Police cars drive along side the group and the bicyclists sought to evade them by riding into a park or turning down other streets, footage shows.

About 8 minutes into the clip, the voice of an officer in a police vehicle is heard on a megaphone telling the group to stop. The group, which at that point was at least five people, including the person who ends up getting handcuffed, stopped.

A white officer approaches them and tells them that in Perth Amboy, they're required to have licenses for their bikes. A city ordinance requires a tag to operate a bike on city streets.

Middlesex County Prosecutor Yolanda Ciccone said her office examined all information relating to the arrest incident, including video footage, community complaints, police reports and officer interviews.

"The Prosecutor concludes the members of the Perth Amboy Police Department acted within their lawful authority by stopping the youths on bicycles because they were engaging in dangerous conduct that created a risk of injury to motorists, pedestrians, and the youths themselves. The community caretaking role of the police extends to protecting the welfare of children in the community," the review said.

"In this case, members of the Perth Amboy law enforcement community were duty-bound to act immediately to prevent harm to the youths involved as well as members of the community," the review found.
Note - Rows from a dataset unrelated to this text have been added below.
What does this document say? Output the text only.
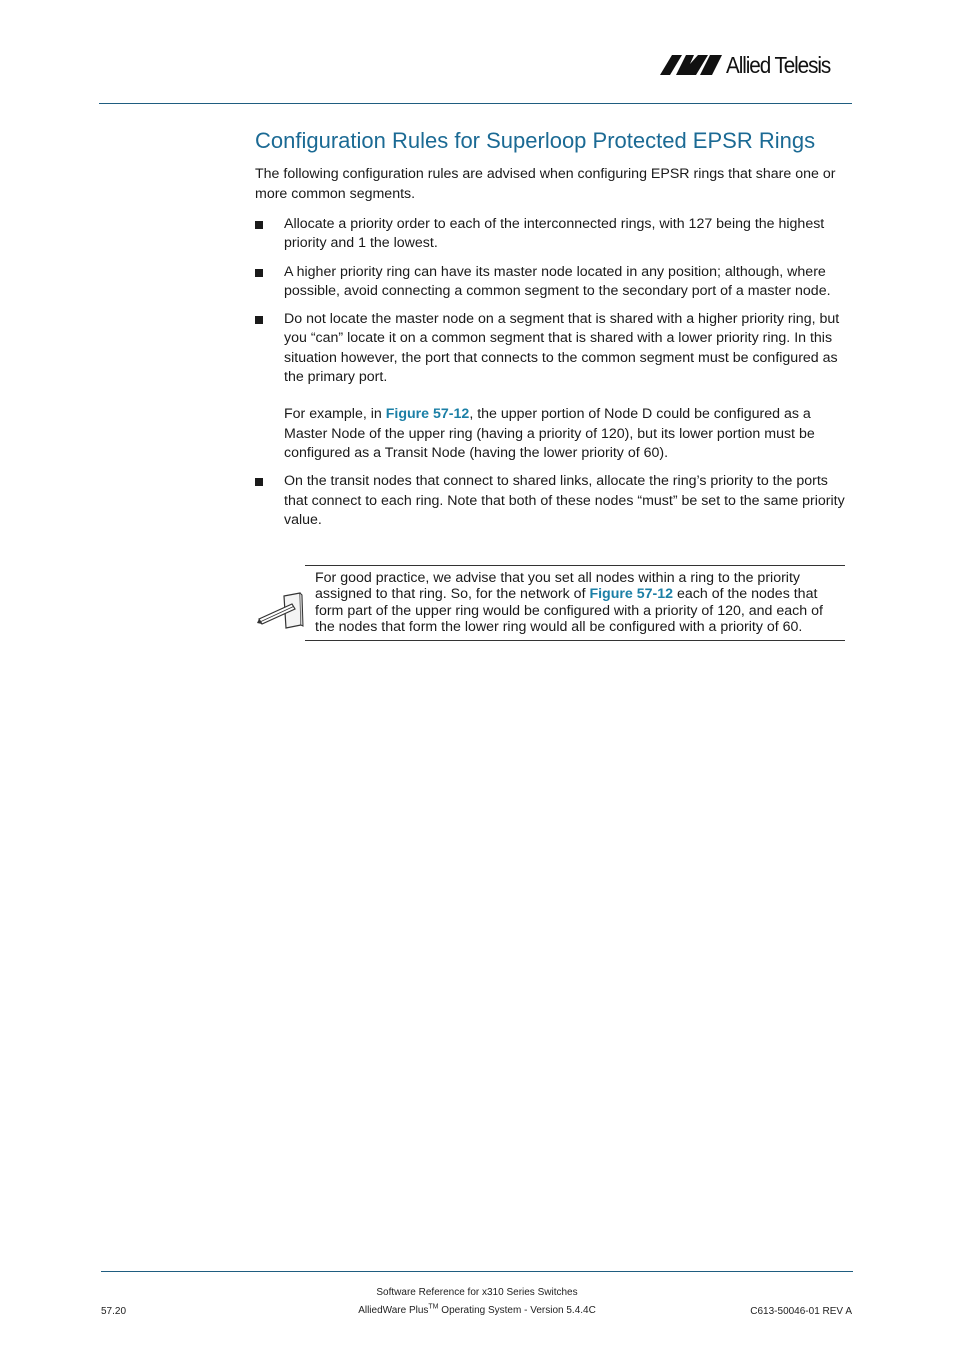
Allied Telesis
Configuration Rules for Superloop Protected EPSR Rings

The following configuration rules are advised when configuring EPSR rings that share one or more common segments.

Allocate a priority order to each of the interconnected rings, with 127 being the highest priority and 1 the lowest.

A higher priority ring can have its master node located in any position; although, where possible, avoid connecting a common segment to the secondary port of a master node.

Do not locate the master node on a segment that is shared with a higher priority ring, but you “can” locate it on a common segment that is shared with a lower priority ring. In this situation however, the port that connects to the common segment must be configured as the primary port.

For example, in Figure 57-12, the upper portion of Node D could be configured as a Master Node of the upper ring (having a priority of 120), but its lower portion must be configured as a Transit Node (having the lower priority of 60).

On the transit nodes that connect to shared links, allocate the ring’s priority to the ports that connect to each ring. Note that both of these nodes “must” be set to the same priority value.

For good practice, we advise that you set all nodes within a ring to the priority assigned to that ring. So, for the network of Figure 57-12 each of the nodes that form part of the upper ring would be configured with a priority of 120, and each of the nodes that form the lower ring would all be configured with a priority of 60.

Software Reference for x310 Series Switches
AlliedWare Plus™ Operating System - Version 5.4.4C
57.20	C613-50046-01 REV A
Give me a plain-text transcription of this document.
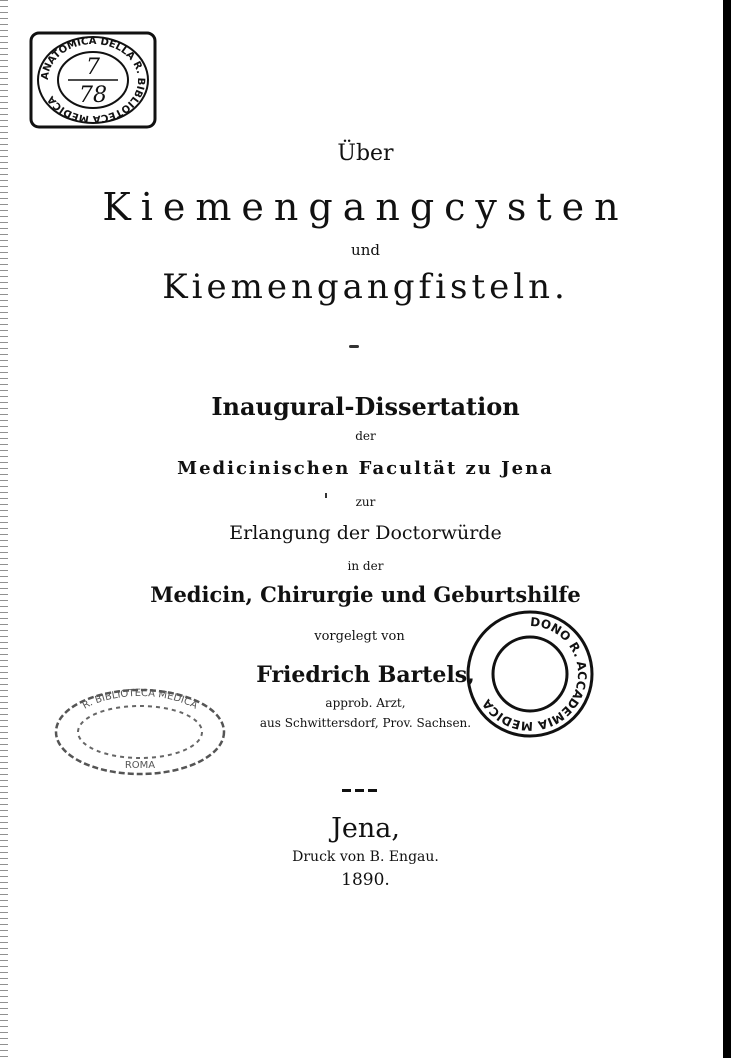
ANATOMICA DELLA R. BIBLIOTECA MEDICA
7
78
Über
Kiemengangcysten
und
Kiemengangfisteln.
Inaugural-Dissertation
der
Medicinischen Facultät zu Jena
zur
Erlangung der Doctorwürde
in der
Medicin, Chirurgie und Geburtshilfe
vorgelegt von
Friedrich Bartels,
approb. Arzt,
aus Schwittersdorf, Prov. Sachsen.
DONO R. ACCADEMIA MEDICA
R. BIBLIOTECA MEDICA
ROMA
Jena,
Druck von B. Engau.
1890.
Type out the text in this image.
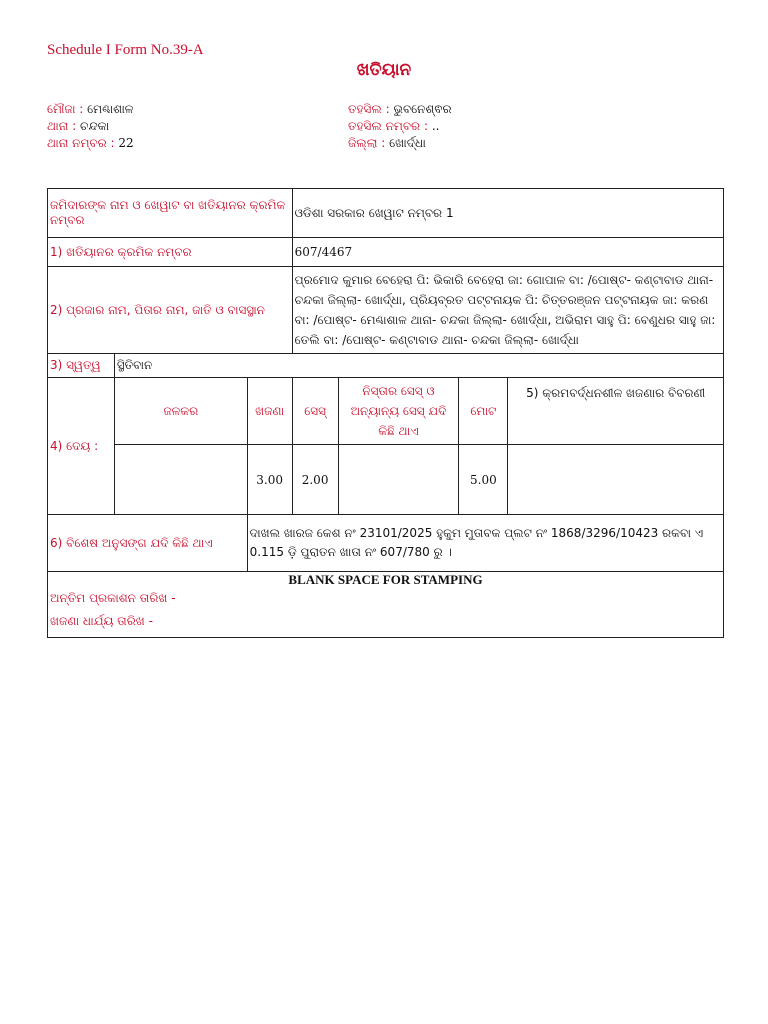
Schedule I Form No.39-A
ଖତିୟାନ
ମୌଜା : ମେଣ୍ଢାଶାଳ
ଥାନା : ଚନ୍ଦକା
ଥାନା ନମ୍ବର : 22
ତହସିଲ : ଭୁବନେଶ୍ଵର
ତହସିଲ ନମ୍ବର : ..
ଜିଲ୍ଲା : ଖୋର୍ଦ୍ଧା
ଜମିଦାରଙ୍କ ନାମ ଓ ଖେୱାଟ ବା ଖତିୟାନର କ୍ରମିକ ନମ୍ବର			ଓଡିଶା ସରକାର ଖେୱାଟ ନମ୍ବର 1			
1) ଖତିୟାନର କ୍ରମିକ ନମ୍ବର			607/4467			
2) ପ୍ରଜାର ନାମ, ପିତାର ନାମ, ଜାତି ଓ ବାସସ୍ଥାନ			ପ୍ରମୋଦ କୁମାର ବେହେରା ପି: ଭିକାରି ବେହେରା ଜା: ଗୋପାଳ ବା: /ପୋଷ୍ଟ- କଣ୍ଟାବାଡ ଥାନା- ଚନ୍ଦକା ଜିଲ୍ଲା- ଖୋର୍ଦ୍ଧା, ପ୍ରିୟବ୍ରତ ପଟ୍ଟନାୟକ ପି: ଚିତ୍ତରଞ୍ଜନ ପଟ୍ଟନାୟକ ଜା: କରଣ ବା: /ପୋଷ୍ଟ- ମେଣ୍ଢାଶାଳ ଥାନା- ଚନ୍ଦକା ଜିଲ୍ଲା- ଖୋର୍ଦ୍ଧା, ଅଭିରାମ ସାହୁ ପି: ବେଣୁଧର ସାହୁ ଜା: ତେଲି ବା: /ପୋଷ୍ଟ- କଣ୍ଟାବାଡ ଥାନା- ଚନ୍ଦକା ଜିଲ୍ଲା- ଖୋର୍ଦ୍ଧା			
3) ସ୍ୱତ୍ୱ	ସ୍ଥିତିବାନ					
4) ଦେୟ :	ଜଳକର	ଖଜଣା	ସେସ୍	ନିସ୍ତାର ସେସ୍ ଓ ଅନ୍ୟାନ୍ୟ ସେସ୍ ଯଦି କିଛି ଥାଏ	ମୋଟ	5) କ୍ରମବର୍ଦ୍ଧନଶୀଳ ଖଜଣାର ବିବରଣୀ
		3.00	2.00		5.00	
6) ବିଶେଷ ଅନୁସଙ୍ଗ ଯଦି କିଛି ଥାଏ		ଦାଖଲ ଖାରଜ କେଶ ନଂ 23101/2025 ହୁକୁମ ମୁତାବକ ପ୍ଲଟ ନଂ 1868/3296/10423 ରକବା ଏ 0.115 ଡ଼ି ପୁରାତନ ଖାତା ନଂ 607/780 ରୁ ।				

BLANK SPACE FOR STAMPING
ଅନ୍ତିମ ପ୍ରକାଶନ ତାରିଖ -
ଖଜଣା ଧାର୍ଯ୍ୟ ତାରିଖ -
Ciccone's review also concludes that there was no indication or suggestion that the Perth Amboy police used excessive force, nor was their response racially motivated. Moreover, the review states that the responding officers "used great restraint" by not issuing summonses.

"In fact, the videos reviewed depicted a recurring pattern of reckless behavior on bicycles and evasive interaction with law enforcement attempting to enforce the law," according to the review, which says the police department had dispatched officers to 33 calls between an 11-month period for groups of juveniles riding recklessly on city streets.

In 13 of those incidents, the review says police were able to locate the group and issue appropriate warnings but six other incidents resulted in escalated action.

Prior to the teen's arrest on April 17, four other calls had been made regarding groups of juveniles riding hazardously through Perth Amboy, the report said. Contact was made between police and the young riders in each case and the latter was issued warnings to cease any reckless behavior.

"The police response on the day in question was the culmination of an effort by members of law enforcement to deescalate the situation and issue verbal warnings to the youth involved. Those efforts were unsuccessful, and, without viable alternatives, a decision was made to enforce the city ordinance to ensure the safety of the juvenile bicyclists and the citizens of the City of Perth Amboy," the review said.

The young male arrested on the day had his complaint diverted from the system and was the subject of a Station House Adjustment (SHA), a diversion counseling program which results in the complaint being dismissed upon successful completion, the review stated.

The Perth Amboy Police Department diverted 95 juveniles to the city's SHA program in 2019, 21 in 2020 and 11 so far this year.